$$\rightleftharpoonup{xx}$$
$$\longleftharp{xx}$$,
$$\longrightharp{xx}$$,
Os tecidos são compostos por um conjunto diversificado de células com funções especializadas que se organizam em estruturas tridimensionais e, por meio da interação, coordenam os processos biológicos necessários à vida. A patologia surge quando interrupções na composição celular ou na arquitetura do tecido interferem nessas interações e comprometem a homeostase tecidual1. O conhecimento de como os numerosos tipos de células especializadas se localizam e interagem em nossos tecidos é necessário para entender a biologia subjacente à saúde e às doenças humanas.
Os avanços nas tecnologias de perfil de célula única nos níveis transcriptômico, epigenômico e proteômico revelaram uma diversidade excepcional de tipos de células especializadas. 2,3 Tecnologias como sequenciamento de RNA de célula única e citometria de fluxo espectral podem medir o número de parâmetros necessários para caracterizar essas populações heterogêneas. No entanto, essas abordagens carecem de informações espaciais, pois as células devem ser dissociadas de seu ambiente de tecido nativo em suspensões unicelulares 4,5. Como tal, tipos de células associados a vários contextos de doenças foram identificados, mas suas interações dentro do tecido e sua contribuição para perpetuar a doença permanecem obscuras.
Para resolver algumas dessas limitações, várias tecnologias espaciais-ômicas foram desenvolvidas para capturar a heterogeneidade celular dentro de um tecido, ao mesmo tempo em que preservam a posição de cada célula6. Por exemplo, a transcrição gênica pode ser medida amplificando RNA em pontos rasterizados em uma seção de tecido (por exemplo, Visium) ou usando sondas de hibridização de RNA direcionadas a um painel de genes específicos que são visualizados em resolução de célula única (por exemplo, Xenium) 7 , 8 . Esses métodos são eficazes para rastrear padrões transcricionais e mecanismos regulatórios dentro dos tecidos. No entanto, os perfis transcricionais geralmente se correlacionam mal com a expressão de proteínas, que reflete mais diretamente as capacidades funcionais de uma célula9. A expressão proteica pode ser identificada por meio de anticorpos específicos conjugados a fluoróforos, que podem ser detectados por microscopia de fluorescência10,11. O uso da microscopia de fluorescência tradicional pode permitir imagens discretas de mais de seis desses fluoróforos conjugados com anticorpos. No entanto, os perfis de excitação e emissão sobrepostos desses fluoróforos resultam em incerteza quanto à origem do sinal de fluorescência em qualquer canal12.

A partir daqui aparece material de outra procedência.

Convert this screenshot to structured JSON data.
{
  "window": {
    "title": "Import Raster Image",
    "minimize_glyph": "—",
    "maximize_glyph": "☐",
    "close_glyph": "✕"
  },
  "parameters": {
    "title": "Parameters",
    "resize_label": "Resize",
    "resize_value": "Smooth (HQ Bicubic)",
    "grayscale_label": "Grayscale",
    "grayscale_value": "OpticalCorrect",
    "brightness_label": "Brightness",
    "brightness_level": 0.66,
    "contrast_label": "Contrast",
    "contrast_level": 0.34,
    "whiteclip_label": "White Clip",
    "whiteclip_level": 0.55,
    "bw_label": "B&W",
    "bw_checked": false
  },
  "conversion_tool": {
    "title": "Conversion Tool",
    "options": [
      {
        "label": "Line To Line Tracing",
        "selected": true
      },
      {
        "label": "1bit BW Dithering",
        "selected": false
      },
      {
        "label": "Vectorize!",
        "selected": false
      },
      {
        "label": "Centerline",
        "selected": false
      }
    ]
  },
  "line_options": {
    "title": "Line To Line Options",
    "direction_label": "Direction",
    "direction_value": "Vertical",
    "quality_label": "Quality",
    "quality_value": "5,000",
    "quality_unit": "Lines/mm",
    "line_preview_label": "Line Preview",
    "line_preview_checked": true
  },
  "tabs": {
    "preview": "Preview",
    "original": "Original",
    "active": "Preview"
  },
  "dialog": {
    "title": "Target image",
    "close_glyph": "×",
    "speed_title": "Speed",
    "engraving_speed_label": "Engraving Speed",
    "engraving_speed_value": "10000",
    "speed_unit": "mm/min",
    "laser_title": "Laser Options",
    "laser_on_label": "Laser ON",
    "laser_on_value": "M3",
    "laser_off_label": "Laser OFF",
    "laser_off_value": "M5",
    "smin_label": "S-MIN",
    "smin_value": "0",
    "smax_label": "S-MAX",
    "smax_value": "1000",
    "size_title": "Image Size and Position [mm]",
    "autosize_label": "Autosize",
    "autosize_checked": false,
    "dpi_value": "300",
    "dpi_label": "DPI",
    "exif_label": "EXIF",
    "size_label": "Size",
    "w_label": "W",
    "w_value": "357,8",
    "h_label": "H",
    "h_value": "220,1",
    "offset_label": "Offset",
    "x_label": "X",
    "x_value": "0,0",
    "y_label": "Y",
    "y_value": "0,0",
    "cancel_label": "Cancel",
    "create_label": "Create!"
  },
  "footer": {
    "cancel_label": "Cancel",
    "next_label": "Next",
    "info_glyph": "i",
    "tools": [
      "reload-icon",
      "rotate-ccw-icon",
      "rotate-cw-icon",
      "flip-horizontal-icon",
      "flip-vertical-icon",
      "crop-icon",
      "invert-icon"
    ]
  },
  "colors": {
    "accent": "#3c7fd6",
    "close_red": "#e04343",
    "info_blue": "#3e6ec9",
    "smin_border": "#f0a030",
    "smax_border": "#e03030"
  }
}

O Iterative Bleaching Extends multipleXity (IBEX) é um método de imagem de alto conteúdo que foi desenvolvido para superar essa limitação da microscopia de fluorescência 13,14,15. O IBEX usa borohidreto de lítio (LiBH4) para inativar quimicamente os fluoróforos após a imagem, permitindo que a mesma amostra de tecido seja corada novamente com uma rodada subsequente de anticorpos conjugados com fluoróforo antes da recriação da imagem. O IBEX preserva a integridade do tecido, permitindo que muitas rodadas de imagem visualizem um número teoricamente ilimitado de marcadores na mesma seção de tecido. O alinhamento computacional das imagens adquiridas fornece caracterização em nível ômico na resolução de uma única célula, preservando os dados espaciais para revelar nichos celulares. Esses dados também podem revelar possíveis interações celulares, embora devam ser validadas por outras técnicas16. O IBEX é um método de código aberto compatível com fluoróforos disponíveis comercialmente e é apoiado por uma comunidade internacional de pesquisadores que validaram reagentes e compartilham dados publicamente para promover acessibilidade, adoção rápida e geração de dados de alta qualidade 17,18.
Neste trabalho, um protocolo modificado de IBEX foi projetado para superar dois grandes desafios da técnica: autofluorescência tecidual e ligação não específica de sondas de anticorpos conjugados com fluoróforo (coletivamente referidas como background). A autofluorescência surge quando a excitação de moléculas fluorescentes endógenas a um tecido emite luz que se sobrepõe ao sinal desejado obtido de fluoróforos conjugados com anticorpos 19,20. A ligação fora do alvo ou não específica de anticorpos conjugados com fluoróforo resulta em fluorescência de células ou estruturas que não expressam a proteína alvo21,22. Esses artefatos podem resultar na conclusão imprecisa de que uma célula expressa um marcador que ela não expressa verdadeiramente, complicando assim as análises computacionais e a atribuição precisa do tipo de célula. Ao combinar a neutralização de carga baseada em heparina do sinal fora do alvo com aquisição espectral completa e desmistura computacional, o IBEX espectral reduz significativamente o sangramento, melhora a relação sinal-fundo (SBR) e reduz pela metade o tempo de aquisição por rodada.